Autre défi de taille, reconstituer une équipe autour d’un binôme de réalisateurs. Pour l’écriture, Daniel Pennac ne voulant pas non plus se lancer dans la série, c’est Jean Regnaud, l’auteur de Ma maman est en Amérique, elle a rencontré Buffalo Bill qui sera notamment sollicité en compagnie d’autres auteurs. Une partie de l’équipe du film Ernest et Célestine va participer à la série, notamment les deux décorateurs et le musicien Vincent Courtois. L’écriture du scénario nécessitait des partis pris nouveaux passant par l’invention d’un nouvel univers, proche de celui des livres mais avec des histoires différentes et moins mélancoliques. "La série a été cadrée par France Télévisions qui nous a dit qu’elle serait sur France 5 donc pour une cible 4-8 ans. Mais nous avons constamment essayé de faire bouger les lignes en faisant travailler des auteurs qui amenaient de vrais enjeux de fond". Une phase pour laquelle il faudra énormément discuter avec un diffuseur "pétri de trouille" selon les mots de Didier Brunner. Pour la chaîne des droits, des droits voisins seront négociés avec les Armateurs, le reste étant négocié directement avec les ayants droits et Casterman, éditeur des livres originaux.

TAT productions prenait ensuite la parole pour présenter sa série Les As de la jungle à la rescousse, centrée sur le personnage de Maurice, un pingouin persuadé d’être un tigre dirigeant une sorte d’Agence tous risques de la jungle. Une série au format de 11 minutes dont les derniers épisodes de la 2e saison viennent d’être livrés à France 3. 104 épisodes ont déjà été produits par la société, basée à Toulouse, qui possède son propre studio de fabrication intégré. "Étant prêts à faire un long métrage, nous nous sommes dits que partir des As de la jungle serait plus facile à développer et à monter résume Jean-François Tosti. En termes de budget nous passons d’un coût de 12 000 € à la minute sur la série à 60 000 € pour le film. Nous restons ainsi dans un budget très maitrisé, facilité par le fait que nous ayons notre propre studio. Et nous gardons également un contrôle artistique total". Le film est financé par France 3 Cinéma, Canal + et Ciné+, sa distribution étant assurée par SND

L’écriture du film a représenté une première difficulté par rapport à celle d’épisodes de 11 minutes menés à un rythme frénétique. "Pour que le long métrage fonctionne nous avons compris très vite qu’il nous fallait replacer les personnages au cœur de l’histoire en creusant leur psychologie tout en mettant en place des enjeux suffisamment forts et en réintroduisant des éléments que le format de la série nous avait parfois obligé à écarter". Autre problème, tenir compte du fait que le film pourrait être aussi bien vu par des fans de la série que par des spectateurs ne la connaissant pas du tout, ce qui impose des scènes d’exposition n’entravant pas le déroulement de l’action. "Le fait de bien connaître un univers, loin de simplifier l’écriture, l’a au contraire complexifiée".

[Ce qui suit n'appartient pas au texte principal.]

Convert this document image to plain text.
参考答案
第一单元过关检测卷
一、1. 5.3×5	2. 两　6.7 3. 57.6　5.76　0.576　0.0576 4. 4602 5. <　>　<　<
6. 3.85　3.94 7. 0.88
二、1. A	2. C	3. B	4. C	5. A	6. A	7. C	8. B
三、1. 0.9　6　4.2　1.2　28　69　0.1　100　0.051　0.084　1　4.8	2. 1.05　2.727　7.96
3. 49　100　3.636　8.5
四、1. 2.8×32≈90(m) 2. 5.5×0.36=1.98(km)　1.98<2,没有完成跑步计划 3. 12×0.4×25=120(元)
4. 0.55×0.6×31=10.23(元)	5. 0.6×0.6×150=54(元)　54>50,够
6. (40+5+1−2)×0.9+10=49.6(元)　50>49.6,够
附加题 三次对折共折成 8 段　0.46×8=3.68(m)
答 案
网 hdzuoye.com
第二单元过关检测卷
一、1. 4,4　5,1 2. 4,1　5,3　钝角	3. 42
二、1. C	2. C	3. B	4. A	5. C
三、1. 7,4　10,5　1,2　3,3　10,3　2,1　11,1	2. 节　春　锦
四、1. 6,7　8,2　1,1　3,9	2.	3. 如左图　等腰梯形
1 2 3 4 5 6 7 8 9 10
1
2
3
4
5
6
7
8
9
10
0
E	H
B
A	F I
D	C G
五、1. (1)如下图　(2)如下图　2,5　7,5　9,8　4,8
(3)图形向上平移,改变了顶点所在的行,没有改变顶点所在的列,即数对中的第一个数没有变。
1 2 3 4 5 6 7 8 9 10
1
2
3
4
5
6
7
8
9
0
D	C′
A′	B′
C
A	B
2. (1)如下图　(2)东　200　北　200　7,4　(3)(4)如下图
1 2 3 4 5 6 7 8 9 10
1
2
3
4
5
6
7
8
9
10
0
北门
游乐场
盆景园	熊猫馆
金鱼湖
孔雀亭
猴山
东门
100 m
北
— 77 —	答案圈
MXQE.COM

Le passage du petit au grand écran suppose également un travail sur l’image beaucoup plus sophistiqué. Toutes les textures, notamment de peau des personnages ont dû être poussées et complexifiées, prenant en compte la nécessité de supporter des gros plans. Nous avons choisi de garder le même look à nos personnages, par contre nous avons amélioré les détails de certains". Directeur du studio de TAT, Stéphane Margail a assuré la bascule de la série au long métrage. "Nous avons dû retravailler les décors, notamment la végétation afin qu’elle soit bien plus variée. Même chose pour les sols qui étaient assez plats dans la série. En apparence ce sont des petits détails, mais c’est ce qui fait la différence. Cela a nécessité certains ajustements au niveau de notre pipeline, sans non plus le renouveler totalement. En fait, à part l’équipe on ne peut pas garder grand-chose. Il faut impérativement repasser sur tout, en se gardant néanmoins de prendre trop de risques financiers. C’est un équilibre à trouver car la finalisation de chaque élément prend beaucoup plus de temps que dans la série. En cinéma, on ne fait pas de compromis".